Foliar feeds are ideal to correct specific nutrient deficiencies very quickly. Calcium, iron, potassium and zinc deficiencies respond particularly well to foliar feeds. In combination with soil drenching, foliar feeding can provide balanced background fertility, and if you also perform a leaf analysis, it’s a safe way to investigate nutrient deficiencies in specific crops.
However, it’s important to note that foliar feeds are often not the most efficient fertilizing solution. Major nutrients cannot directly enter the leaves of the plant in enough quantity to provide for the total requirement of the plant, and some nutrients aren’t mobile enough to migrate away from the leaves throughout the rest of the plant.
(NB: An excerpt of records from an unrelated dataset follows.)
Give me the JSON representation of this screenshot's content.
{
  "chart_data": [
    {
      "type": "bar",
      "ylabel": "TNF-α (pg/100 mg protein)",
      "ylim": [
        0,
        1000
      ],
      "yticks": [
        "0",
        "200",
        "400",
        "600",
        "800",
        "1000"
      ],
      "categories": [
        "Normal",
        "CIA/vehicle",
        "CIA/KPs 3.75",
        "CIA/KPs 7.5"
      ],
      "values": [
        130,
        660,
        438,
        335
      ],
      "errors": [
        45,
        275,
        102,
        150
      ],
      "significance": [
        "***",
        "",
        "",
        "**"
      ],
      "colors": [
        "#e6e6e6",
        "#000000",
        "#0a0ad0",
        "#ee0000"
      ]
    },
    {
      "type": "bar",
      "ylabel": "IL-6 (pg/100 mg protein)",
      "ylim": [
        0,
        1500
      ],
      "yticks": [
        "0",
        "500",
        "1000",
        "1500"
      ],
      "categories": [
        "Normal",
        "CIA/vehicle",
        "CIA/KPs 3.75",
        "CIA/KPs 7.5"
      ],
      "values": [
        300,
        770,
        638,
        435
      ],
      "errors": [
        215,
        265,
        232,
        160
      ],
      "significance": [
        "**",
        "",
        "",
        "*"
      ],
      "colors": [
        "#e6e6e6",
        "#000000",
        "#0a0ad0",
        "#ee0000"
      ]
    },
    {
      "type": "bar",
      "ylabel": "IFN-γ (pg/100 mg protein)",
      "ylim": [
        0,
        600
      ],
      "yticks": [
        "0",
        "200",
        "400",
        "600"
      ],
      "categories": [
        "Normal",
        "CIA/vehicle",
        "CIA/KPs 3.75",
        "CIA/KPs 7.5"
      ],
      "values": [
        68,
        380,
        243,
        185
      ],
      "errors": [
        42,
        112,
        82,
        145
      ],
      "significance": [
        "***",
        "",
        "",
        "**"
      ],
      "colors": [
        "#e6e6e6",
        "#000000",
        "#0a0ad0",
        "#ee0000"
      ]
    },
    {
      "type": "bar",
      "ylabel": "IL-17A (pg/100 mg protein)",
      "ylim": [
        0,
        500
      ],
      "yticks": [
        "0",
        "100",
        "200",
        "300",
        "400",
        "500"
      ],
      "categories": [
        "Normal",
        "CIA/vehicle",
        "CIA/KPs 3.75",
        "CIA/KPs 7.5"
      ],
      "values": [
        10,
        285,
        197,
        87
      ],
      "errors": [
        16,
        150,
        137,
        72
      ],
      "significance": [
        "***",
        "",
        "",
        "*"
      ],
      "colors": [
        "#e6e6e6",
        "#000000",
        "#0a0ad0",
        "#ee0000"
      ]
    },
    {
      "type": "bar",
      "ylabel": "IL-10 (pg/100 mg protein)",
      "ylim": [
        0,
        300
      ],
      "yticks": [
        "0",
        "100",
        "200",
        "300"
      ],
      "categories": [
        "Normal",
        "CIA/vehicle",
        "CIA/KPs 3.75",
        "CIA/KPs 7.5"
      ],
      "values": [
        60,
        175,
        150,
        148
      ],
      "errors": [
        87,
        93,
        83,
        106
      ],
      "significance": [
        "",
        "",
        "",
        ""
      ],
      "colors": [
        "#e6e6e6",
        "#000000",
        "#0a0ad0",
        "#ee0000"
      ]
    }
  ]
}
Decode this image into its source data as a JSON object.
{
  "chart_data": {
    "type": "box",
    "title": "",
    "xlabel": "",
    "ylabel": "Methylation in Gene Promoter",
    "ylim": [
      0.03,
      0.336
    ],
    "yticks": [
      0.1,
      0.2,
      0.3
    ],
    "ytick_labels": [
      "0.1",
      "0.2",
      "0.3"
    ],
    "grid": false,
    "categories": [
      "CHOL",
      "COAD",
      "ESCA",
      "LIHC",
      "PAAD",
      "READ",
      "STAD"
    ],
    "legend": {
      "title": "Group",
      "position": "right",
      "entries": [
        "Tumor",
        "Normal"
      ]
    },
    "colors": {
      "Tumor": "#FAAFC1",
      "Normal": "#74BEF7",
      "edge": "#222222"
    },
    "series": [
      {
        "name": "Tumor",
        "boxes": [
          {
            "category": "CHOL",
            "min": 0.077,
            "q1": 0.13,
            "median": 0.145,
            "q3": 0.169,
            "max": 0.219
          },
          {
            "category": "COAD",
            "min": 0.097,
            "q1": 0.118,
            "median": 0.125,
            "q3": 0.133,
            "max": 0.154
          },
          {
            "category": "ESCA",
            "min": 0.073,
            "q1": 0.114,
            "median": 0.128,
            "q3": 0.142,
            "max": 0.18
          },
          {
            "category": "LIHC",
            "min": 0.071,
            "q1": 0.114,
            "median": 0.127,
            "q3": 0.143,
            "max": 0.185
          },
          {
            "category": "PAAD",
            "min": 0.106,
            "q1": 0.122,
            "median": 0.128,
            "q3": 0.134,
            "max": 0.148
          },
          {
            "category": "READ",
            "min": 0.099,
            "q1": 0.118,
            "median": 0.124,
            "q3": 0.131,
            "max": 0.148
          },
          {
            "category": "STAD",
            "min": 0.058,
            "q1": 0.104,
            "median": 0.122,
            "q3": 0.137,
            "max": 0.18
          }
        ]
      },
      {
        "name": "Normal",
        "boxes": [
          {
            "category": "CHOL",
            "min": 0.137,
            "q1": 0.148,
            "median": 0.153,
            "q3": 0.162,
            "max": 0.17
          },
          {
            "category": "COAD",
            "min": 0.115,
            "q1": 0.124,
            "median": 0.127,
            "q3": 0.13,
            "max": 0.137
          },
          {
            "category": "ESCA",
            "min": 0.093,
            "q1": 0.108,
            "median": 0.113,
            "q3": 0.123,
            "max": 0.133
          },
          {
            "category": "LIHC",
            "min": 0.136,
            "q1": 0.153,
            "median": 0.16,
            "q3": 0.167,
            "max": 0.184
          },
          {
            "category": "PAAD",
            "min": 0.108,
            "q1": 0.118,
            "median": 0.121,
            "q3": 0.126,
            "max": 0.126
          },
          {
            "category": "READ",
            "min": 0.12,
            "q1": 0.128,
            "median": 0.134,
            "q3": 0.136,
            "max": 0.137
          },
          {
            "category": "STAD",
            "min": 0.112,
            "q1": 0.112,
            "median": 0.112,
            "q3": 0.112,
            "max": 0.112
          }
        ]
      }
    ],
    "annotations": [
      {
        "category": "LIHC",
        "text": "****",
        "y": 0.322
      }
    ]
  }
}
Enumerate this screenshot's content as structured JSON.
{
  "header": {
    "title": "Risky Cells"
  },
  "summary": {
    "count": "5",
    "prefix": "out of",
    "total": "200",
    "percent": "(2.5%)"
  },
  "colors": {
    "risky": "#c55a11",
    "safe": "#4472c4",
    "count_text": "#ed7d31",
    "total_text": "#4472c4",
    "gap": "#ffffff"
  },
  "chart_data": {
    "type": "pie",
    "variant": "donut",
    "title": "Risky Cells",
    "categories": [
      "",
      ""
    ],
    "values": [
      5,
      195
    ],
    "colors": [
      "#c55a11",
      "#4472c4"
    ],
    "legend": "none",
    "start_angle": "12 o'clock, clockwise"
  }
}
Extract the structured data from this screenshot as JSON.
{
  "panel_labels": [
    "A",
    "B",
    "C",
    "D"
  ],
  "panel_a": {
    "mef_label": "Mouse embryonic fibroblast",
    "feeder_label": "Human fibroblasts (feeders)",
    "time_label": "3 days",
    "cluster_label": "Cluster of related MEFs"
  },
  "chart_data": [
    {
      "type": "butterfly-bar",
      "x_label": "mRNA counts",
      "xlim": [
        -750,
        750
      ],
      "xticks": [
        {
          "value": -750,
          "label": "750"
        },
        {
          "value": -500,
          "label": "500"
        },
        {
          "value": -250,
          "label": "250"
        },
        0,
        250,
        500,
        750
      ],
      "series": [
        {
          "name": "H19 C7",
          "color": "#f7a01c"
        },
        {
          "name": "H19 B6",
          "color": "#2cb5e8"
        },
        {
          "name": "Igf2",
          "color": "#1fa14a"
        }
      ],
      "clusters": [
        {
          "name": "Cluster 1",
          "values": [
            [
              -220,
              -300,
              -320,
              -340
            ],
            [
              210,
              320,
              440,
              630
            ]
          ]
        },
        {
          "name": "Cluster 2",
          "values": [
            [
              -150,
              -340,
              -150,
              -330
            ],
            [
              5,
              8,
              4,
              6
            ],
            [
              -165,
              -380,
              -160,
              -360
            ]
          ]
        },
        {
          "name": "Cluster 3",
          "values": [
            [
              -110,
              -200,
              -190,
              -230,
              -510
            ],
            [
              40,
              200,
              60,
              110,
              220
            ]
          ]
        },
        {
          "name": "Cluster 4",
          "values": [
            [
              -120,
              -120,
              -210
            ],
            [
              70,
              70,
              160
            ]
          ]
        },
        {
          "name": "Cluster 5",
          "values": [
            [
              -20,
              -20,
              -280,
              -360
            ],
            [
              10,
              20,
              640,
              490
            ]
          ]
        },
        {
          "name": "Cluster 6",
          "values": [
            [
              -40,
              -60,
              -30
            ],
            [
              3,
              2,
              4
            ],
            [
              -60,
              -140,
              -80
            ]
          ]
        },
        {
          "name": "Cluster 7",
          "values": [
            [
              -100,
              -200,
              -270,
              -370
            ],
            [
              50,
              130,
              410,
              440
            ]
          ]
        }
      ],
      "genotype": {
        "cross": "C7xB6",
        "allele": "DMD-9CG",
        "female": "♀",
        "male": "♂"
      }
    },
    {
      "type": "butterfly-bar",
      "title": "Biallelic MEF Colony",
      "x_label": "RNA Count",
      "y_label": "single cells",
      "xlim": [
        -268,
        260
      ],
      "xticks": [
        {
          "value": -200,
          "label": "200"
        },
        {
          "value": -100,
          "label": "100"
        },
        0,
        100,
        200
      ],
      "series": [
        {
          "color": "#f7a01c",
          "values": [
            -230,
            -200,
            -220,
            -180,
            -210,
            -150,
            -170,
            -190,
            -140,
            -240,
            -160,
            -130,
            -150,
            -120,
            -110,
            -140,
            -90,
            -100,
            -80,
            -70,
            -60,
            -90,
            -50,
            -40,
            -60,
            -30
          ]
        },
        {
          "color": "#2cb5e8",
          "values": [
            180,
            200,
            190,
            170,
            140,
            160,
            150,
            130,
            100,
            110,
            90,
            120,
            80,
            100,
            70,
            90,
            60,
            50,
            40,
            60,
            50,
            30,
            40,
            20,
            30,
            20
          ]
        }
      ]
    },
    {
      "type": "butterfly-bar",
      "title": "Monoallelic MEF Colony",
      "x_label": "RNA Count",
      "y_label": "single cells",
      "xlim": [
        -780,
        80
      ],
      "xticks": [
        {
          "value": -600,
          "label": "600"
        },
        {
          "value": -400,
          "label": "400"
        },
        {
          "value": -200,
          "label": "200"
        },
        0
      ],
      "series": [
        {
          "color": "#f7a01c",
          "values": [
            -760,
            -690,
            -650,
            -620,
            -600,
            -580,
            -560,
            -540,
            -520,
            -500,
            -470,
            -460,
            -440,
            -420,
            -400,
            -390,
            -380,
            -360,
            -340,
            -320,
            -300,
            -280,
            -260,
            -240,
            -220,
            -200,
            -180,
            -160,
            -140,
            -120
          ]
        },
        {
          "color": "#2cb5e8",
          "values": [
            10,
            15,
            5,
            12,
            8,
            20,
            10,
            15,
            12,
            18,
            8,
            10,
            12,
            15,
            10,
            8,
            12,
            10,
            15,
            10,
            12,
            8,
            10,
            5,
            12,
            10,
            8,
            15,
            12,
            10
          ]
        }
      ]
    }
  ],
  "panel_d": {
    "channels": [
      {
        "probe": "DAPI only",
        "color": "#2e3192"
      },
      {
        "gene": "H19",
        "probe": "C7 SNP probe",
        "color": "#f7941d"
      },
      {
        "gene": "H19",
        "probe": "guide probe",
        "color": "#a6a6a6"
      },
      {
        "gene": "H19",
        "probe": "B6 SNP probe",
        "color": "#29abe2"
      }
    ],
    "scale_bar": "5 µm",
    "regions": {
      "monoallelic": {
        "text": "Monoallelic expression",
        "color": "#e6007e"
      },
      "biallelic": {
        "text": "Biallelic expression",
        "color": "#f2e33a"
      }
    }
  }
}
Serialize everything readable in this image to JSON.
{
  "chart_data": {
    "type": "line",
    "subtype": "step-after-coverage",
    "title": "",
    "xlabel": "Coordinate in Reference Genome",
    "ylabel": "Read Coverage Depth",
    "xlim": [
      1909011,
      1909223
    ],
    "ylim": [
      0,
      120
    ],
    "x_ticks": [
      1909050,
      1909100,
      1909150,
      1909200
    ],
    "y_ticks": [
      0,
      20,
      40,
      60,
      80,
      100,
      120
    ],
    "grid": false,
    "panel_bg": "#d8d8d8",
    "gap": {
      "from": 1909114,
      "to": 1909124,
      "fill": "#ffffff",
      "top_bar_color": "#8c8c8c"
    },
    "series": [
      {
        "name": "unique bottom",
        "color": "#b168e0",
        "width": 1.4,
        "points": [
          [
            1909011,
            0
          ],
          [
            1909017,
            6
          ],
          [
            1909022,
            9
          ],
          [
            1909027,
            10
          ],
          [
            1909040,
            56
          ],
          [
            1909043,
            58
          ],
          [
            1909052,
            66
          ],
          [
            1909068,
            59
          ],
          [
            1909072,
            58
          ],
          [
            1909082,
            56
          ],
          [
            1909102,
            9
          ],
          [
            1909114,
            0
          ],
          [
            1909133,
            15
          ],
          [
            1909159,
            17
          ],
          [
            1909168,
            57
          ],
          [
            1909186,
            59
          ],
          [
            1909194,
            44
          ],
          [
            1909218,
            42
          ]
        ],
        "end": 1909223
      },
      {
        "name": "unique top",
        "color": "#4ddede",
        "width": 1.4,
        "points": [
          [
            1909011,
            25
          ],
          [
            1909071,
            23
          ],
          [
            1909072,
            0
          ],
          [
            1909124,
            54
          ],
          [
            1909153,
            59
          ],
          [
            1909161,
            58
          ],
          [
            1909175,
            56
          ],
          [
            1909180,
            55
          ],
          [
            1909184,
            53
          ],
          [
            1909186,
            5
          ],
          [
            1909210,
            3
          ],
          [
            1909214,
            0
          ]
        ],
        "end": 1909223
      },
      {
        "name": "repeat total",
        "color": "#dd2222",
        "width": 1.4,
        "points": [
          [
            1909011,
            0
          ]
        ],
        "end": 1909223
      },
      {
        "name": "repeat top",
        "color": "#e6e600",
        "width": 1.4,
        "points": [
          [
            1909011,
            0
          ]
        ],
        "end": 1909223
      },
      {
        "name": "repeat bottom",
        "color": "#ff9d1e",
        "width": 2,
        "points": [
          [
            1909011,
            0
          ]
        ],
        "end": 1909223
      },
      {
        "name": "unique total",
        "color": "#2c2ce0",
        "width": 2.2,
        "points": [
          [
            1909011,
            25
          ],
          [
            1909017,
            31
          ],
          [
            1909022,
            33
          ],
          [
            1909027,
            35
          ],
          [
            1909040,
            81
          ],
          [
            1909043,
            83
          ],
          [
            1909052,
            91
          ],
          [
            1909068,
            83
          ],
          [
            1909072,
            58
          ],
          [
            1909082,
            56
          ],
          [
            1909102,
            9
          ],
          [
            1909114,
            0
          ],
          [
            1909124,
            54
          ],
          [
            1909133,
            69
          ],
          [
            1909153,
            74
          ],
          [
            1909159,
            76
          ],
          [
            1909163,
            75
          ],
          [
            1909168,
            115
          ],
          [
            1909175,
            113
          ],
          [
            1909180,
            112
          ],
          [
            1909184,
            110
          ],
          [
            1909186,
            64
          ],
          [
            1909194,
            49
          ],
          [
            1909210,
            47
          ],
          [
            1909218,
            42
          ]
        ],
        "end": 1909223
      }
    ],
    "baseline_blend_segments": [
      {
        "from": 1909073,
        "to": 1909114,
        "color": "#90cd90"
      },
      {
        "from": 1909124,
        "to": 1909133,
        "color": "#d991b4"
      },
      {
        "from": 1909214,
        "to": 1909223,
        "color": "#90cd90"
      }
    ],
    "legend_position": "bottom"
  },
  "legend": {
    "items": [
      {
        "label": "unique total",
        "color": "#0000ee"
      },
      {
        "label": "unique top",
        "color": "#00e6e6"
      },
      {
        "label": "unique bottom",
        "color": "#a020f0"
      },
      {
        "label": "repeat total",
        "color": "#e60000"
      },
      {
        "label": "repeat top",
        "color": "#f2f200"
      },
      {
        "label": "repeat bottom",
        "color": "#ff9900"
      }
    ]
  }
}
Foliar feeds must be reapplied frequently unless underlying soil deficiencies are corrected, and the spray solutions risk burning delicate leaf tissue unless fertilizer concentrations are carefully measured. Not all nutrients and nutrient blends are well suited to foliar feed delivery, and typically products designed for foliar application are more expensive than equivalent soil-feed fertilizers.
Go-to Foliar Feeds
All foliar feeds work best when delivered in a very fine mist. A wetting agent is essential to help the feed stick to the leaves long enough to be absorbed.
- My favorite all-purpose foliar feed and soil drench is organic fish emulsion.
- Kelp based foliar feeds are popular because they are a rich source of micronutrients.
- Chelated iron is frequently used as a foliar spray used when native soil pH is too high to allow adequate plant uptake of iron. However, correction of soil pH is a better long-term solution.
Whether you use one of these fertilizing methods or a combination of the two depends on your farm’s soil, the crops you’re growing and your farming strategy. With some extra care and attention to what you’re feeding the soil, you have a chance at a healthy, productive crop for the upcoming growing season.